March 11, 2016 — There are many reasons to love living in California: perfect weather, beach life, and some of the best wines in the world. However, as of January 1st, there are three more: SB 358, SB 579, and AB 202.
SB 358—California Fair Pay Act:
Although federal law prohibits employers from paying women less than men for the same job, employers can use “seniority” and re-word job titles in order to get around the law. In 2016, SB 358 eliminated that loophole by stating employers must provide equal pay for “substantially similar work.” This means that even if titles are a bit different (“janitor” vs. “housekeeper”) equal pay must be given for similar work. In addition, SB 358 now specifically prohibits employers from preventing or discouraging conversations about pay and forbids retaliation if employees discuss wages with fellow colleagues. This is important because “pay secrecy” contributes to the gender wage gap. When I got my first job in Chicago I was told by a fellow new hire that he was offered $4,000 more than I was for the same position, even though we both graduated from the same university and had the same amount of relevant experience. Though it bothered me, I never inquired about it since we were explicitly told that employees could not discuss their compensation. I’ve since left the state, but Illinois did finally pass a Pay Secrecy Law in 2013 prohibiting employers from firing or retaliating against employees for discussing wages. Unfortunately, only a dozen states have pay secrecy laws and a study from the Institute for Women’s Policy Research found that about half of American employees are still discouraged or prohibited from discussing wage and salary information with their coworkers, and discussing pay could lead to punishment.

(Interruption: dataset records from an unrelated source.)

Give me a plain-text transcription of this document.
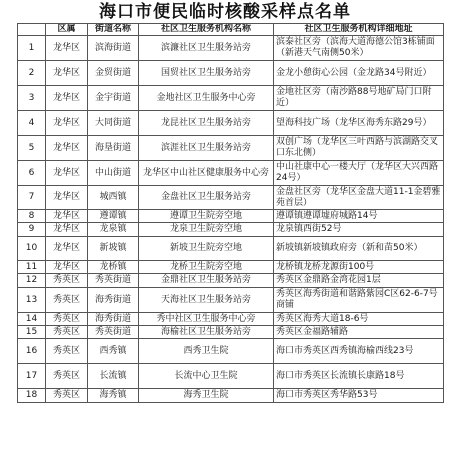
海口市便民临时核酸采样点名单
	区属	街道名称	社区卫生服务机构名称	社区卫生服务机构详细地址
1	龙华区	滨海街道	滨濂社区卫生服务站旁	滨泰社区旁（滨海大道海德公馆3栋铺面（新港天气南侧50米）
2	龙华区	金贸街道	国贸社区卫生服务站旁	金龙小憩街心公园（金龙路34号附近）
3	龙华区	金宇街道	金地社区卫生服务中心旁	金地社区旁（南沙路88号地矿局门口附近）
4	龙华区	大同街道	龙昆社区卫生服务站旁	望海科技广场（龙华区海秀东路29号）
5	龙华区	海垦街道	滨涯社区卫生服务站旁	双创广场（龙华区三叶西路与滨湖路交叉口东北侧）
6	龙华区	中山街道	龙华区中山社区健康服务中心旁	中山社康中心一楼大厅（龙华区大兴西路24号）
7	龙华区	城西镇	金盘社区卫生服务站旁	金盘社区旁（龙华区金盘大道11-1金碧雅苑首层）
8	龙华区	遵谭镇	遵谭卫生院旁空地	遵谭镇遵谭墟府城路14号
9	龙华区	龙泉镇	龙泉卫生院旁空地	龙泉镇西街52号
10	龙华区	新坡镇	新坡卫生院旁空地	新坡镇新坡镇政府旁（新和苗50米）
11	龙华区	龙桥镇	龙桥卫生院旁空地	龙桥镇龙桥龙源街100号
12	秀英区	秀英街道	金鼎社区卫生服务站旁	秀英区金鼎路金湾花园1层
13	秀英区	海秀街道	天海社区卫生服务站旁	秀英区海秀街道和谐路紫园C区62-6-7号商铺
14	秀英区	海秀街道	秀中社区卫生服务中心旁	秀英区海秀大道18-6号
15	秀英区	秀英街道	海榆社区卫生服务站旁	秀英区金福路辅路
16	秀英区	西秀镇	西秀卫生院	海口市秀英区西秀镇海榆西线23号
17	秀英区	长流镇	长流中心卫生院	海口市秀英区长流镇长康路18号
18	秀英区	海秀镇	海秀卫生院	海口市秀英区秀华路53号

SB 579—California’s “Kin Care” Law
California law requires employers to allow parents/guardians to take off up to 40 hours/year (unpaid) for “child-related” care. SB 579 was modified to cover finding and enrolling a child in school (K-12) or daycare. If you’ve ever had to switch your child’s school or enroll your child in daycare, you know how challenging this can be. And unlike apartment hunting, it’s not something you can save for weekends, when most schools’ administrative offices are closed. SB 579 also protects parents/guardians from retaliation or discrimination if they use their sick leave to pick their children up due to illness, emergencies, or disciplinary reasons. If you’ve ever received the dreaded “your-child-has-pink-eye” phone call from school, you will appreciate this.
Assembly Bill 202
This new law is near and dear to football fans! AB 202 requires that cheerleaders for California-based professional sports teams be classified as employees and protected under California employment and labor laws. Before AB 202 came to pass, cheerleaders for NFL teams could be paid below minimum wage (if at all!), have no insurance, and be discriminated against without any legal protections, as they were not legally considered employees. I am happy to note that this law was passed very quickly.
It’s no secret that California consistently leads the country in the most worker-friendly policies. Hopefully these laws find their way to your state next!